Hoying continued by saying that everyone has felt safe, and asked students interested in participating but hesitant about COVID-19 to trust the intramural leadership, which has had a 98 percent rate of feeling “safe or very safe.”
“We’re a part of health and wellbeing on campus,” Hoying said. “I am passionately confident that (students) coming out and playing intramurals, and being active… whether it’s physical health or mental health… it’s an instant fix. It sounds like a drug thing, but it is the joy, the competition, the connecting with others that they get through doing these things is vitally important, and that is why we’ve been pushing this stuff forward.”
One of the students who participated in the fall season and expects to play a big role in the spring season is senior Benji Bussen, who played in 42 games on 20 different teams in fall 2020.
From Bussen’s perspective, the athletes haven’t faced “a ton of challenges,” but the COVID-specific rules have been “weird.”
“For example, in softball one of the new rules is that you’re not allowed to step on home plate,” Bussen said. “But thankfully Team Jerry never scores so we don’t really have to worry about that one. Another odd thing to adjust to is wearing masks while playing, but we’re built different so we’ll come in second place in every sport with or without masks.”
Moving into the spring season, Bussen and the rest of his constituents will have a chance to participate in new sports like Broomball, Human Curling, Intercollegiate Basketball Shooting League, Foosball Floor Hockey, Pickleball, and Indoor Flag Football Tournament.

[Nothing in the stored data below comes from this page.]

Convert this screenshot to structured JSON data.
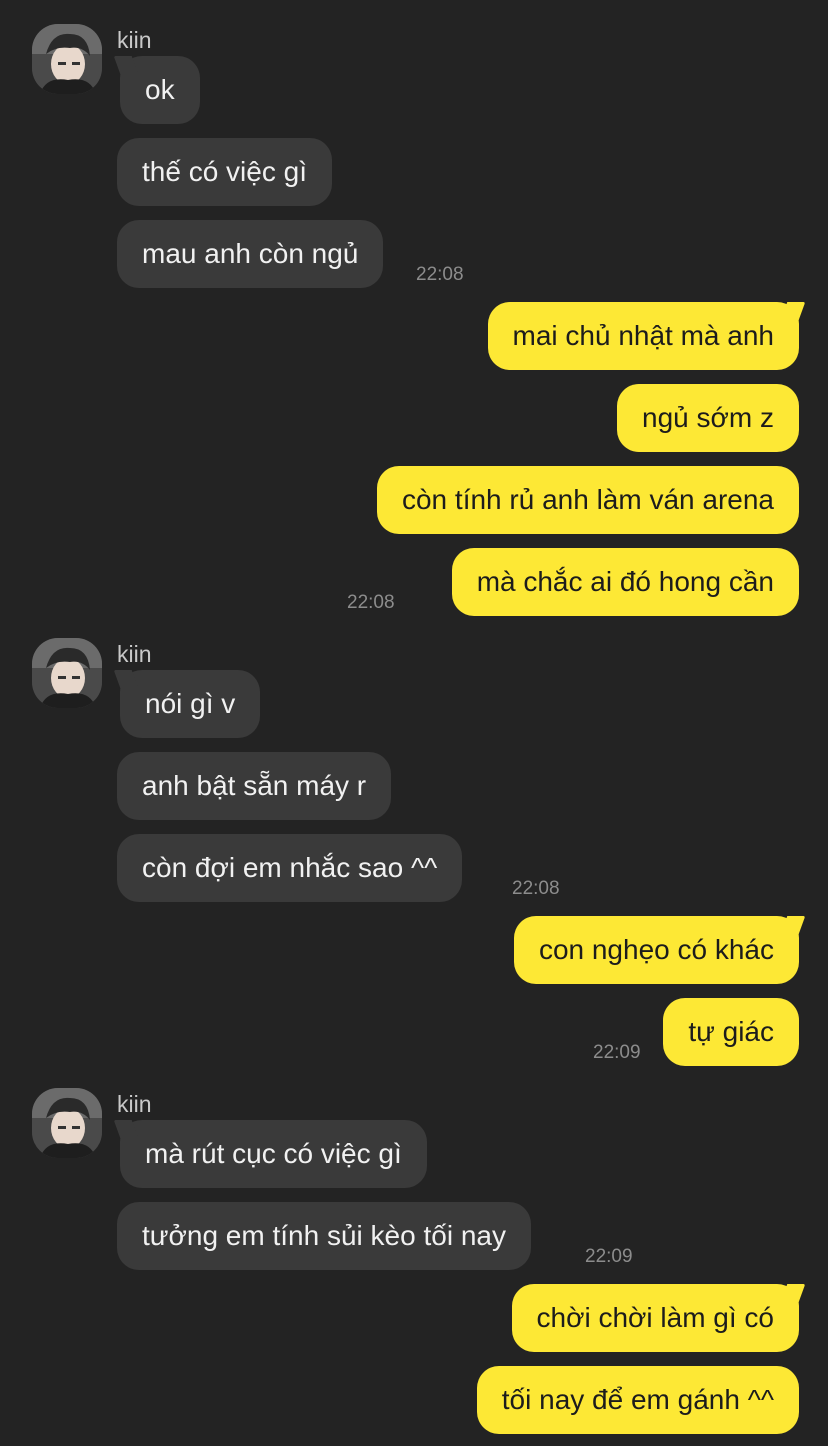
{
  "contact": {
    "name": "kiin"
  },
  "messages": [
    {
      "from": "kiin",
      "text": "ok"
    },
    {
      "from": "kiin",
      "text": "thế có việc gì"
    },
    {
      "from": "kiin",
      "text": "mau anh còn ngủ",
      "time": "22:08"
    },
    {
      "from": "me",
      "text": "mai chủ nhật mà anh"
    },
    {
      "from": "me",
      "text": "ngủ sớm z"
    },
    {
      "from": "me",
      "text": "còn tính rủ anh làm ván arena"
    },
    {
      "from": "me",
      "text": "mà chắc ai đó hong cần",
      "time": "22:08"
    },
    {
      "from": "kiin",
      "text": "nói gì v"
    },
    {
      "from": "kiin",
      "text": "anh bật sẵn máy r"
    },
    {
      "from": "kiin",
      "text": "còn đợi em nhắc sao ^^",
      "time": "22:08"
    },
    {
      "from": "me",
      "text": "con nghẹo có khác"
    },
    {
      "from": "me",
      "text": "tự giác",
      "time": "22:09"
    },
    {
      "from": "kiin",
      "text": "mà rút cục có việc gì"
    },
    {
      "from": "kiin",
      "text": "tưởng em tính sủi kèo tối nay",
      "time": "22:09"
    },
    {
      "from": "me",
      "text": "chời chời làm gì có"
    },
    {
      "from": "me",
      "text": "tối nay để em gánh ^^"
    }
  ],
  "colors": {
    "background": "#232323",
    "incoming_bubble": "#3a3a3a",
    "outgoing_bubble": "#fde835",
    "incoming_text": "#f1f1f1",
    "outgoing_text": "#1c1c1c",
    "timestamp": "#8c8c8c",
    "sender_name": "#c9c9c9"
  }
}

To continue the success from an overarching perspective is for leadership to “keep doing what they’ve been doing and things will go well.”
Over 90 percent of participants reported feeling safe while playing intramurals last semester and that’s because the Rec makes rules to do just that and does a good jbo enforcing them,” Bussen said. “So as long as they continue that we’ll be in a good place to continue that success. As for the steps Team Jerry needs to take to continue our success from last semester, I know everyone on the team has been training nonstop over break to ensure that we can participate in as many sports as possible this season.”
Bussen also joked that he expects the spring semester to include “lots of disappointment, with a marginal amount of success that we will undoubtedly celebrate for weeks on end.”
“We’re looking to go out the same way we started – mediocre,” Bussen said.